En 2001, dans le rapport Quadrennial Defense Review – publié une semaine avant la guerre USA/OTAN en Afghanistan, aire de première importance géostratégique à l’égard de Russie et Chine –, le Pentagone annonce : « La possibilité existe qu’émerge dans la région un rival militaire avec une formidable base de ressources. Nos forces armées doivent conserver la capacité d’imposer la volonté des États-Unis à n’importe quel adversaire, y compris États et entités non-étatiques, de façon à changer le régime d’un État adverse ou occuper un territoire étranger jusqu’à ce que les objectifs stratégiques étasuniens soient réalisés ».
Sur la base de cette stratégie, l’OTAN sous commandement américain a lancé son offensive sur le front oriental : après avoir démoli par la guerre la Fédération Yougoslave, de 1999 à aujourd’hui elle a englobé tous les pays de l’ex-Pacte de Varsovie, trois de l’ex-Yougoslavie, trois de l’ex-URSS, et sous peu elle en englobera d’autres (à commencer par la Géorgie et l’Ukraine, cette dernière de fait déjà dans l’OTAN), en déplaçant bases et forces, y compris nucléaires, toujours plus près de la Russie. En même temps, sur le front méridional étroitement relié à celui oriental, l’OTAN sous commandement américain a démoli par la guerre l’État libyen et a essayé d’en faire autant avec celui de la Syrie.
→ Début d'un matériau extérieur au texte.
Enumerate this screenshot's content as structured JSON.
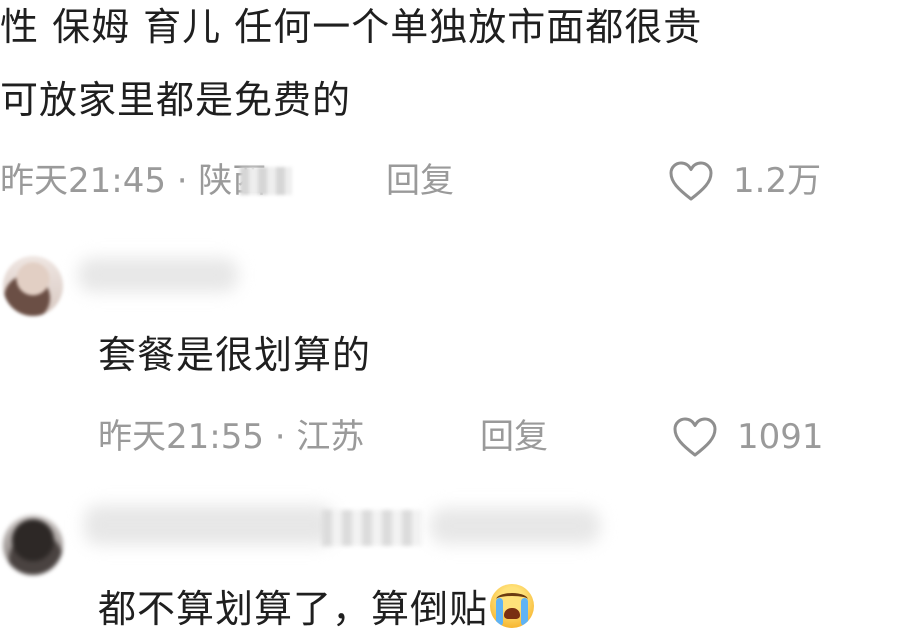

USA et OTAN ont fait exploser la crise ukrainienne et, accusant la Russie de « déstabiliser la sécurité européenne », ils ont entraîné l’Europe dans une nouvelle guerre froide, voulue surtout par Washington (aux dépens des économies européennes à qui les sanctions et contre-sanctions ont porté préjudice) pour casser les rapports économiques et politiques Russie-UE néfastes aux intérêts étasuniens. C’est dans la même stratégie qu’entre le déplacement croissant de forces militaires étasuniennes dans la région Asie/Pacifique dans une fonction anti-chinoise. La U.S. Navy a annoncé qu’en 2020 elle concentrera dans cette région 60% de ses forces navales et aériennes.
La stratégie étasunienne est focalisée sur la Mer de Chine Méridionale, dont l’amiral Harris, chef du Commandement USA pour le Pacifique, souligne l’importance : c’est là que passe un commerce maritime d’une valeur annuelle de plus de 5 000 milliards de dollars, dont 25% de l’export mondial de pétrole et 50% de celui du gaz naturel. Les USA veulent contrôler cette voie maritime au nom de celle que l’amiral Harris définit comme « liberté de naviguer fondamentale pour notre système de vie ici aux États-Unis », en accusant la Chine d’« actions agressives en Mer Chinoise Méridionale, analogues à celles de la Russie en Crimée ».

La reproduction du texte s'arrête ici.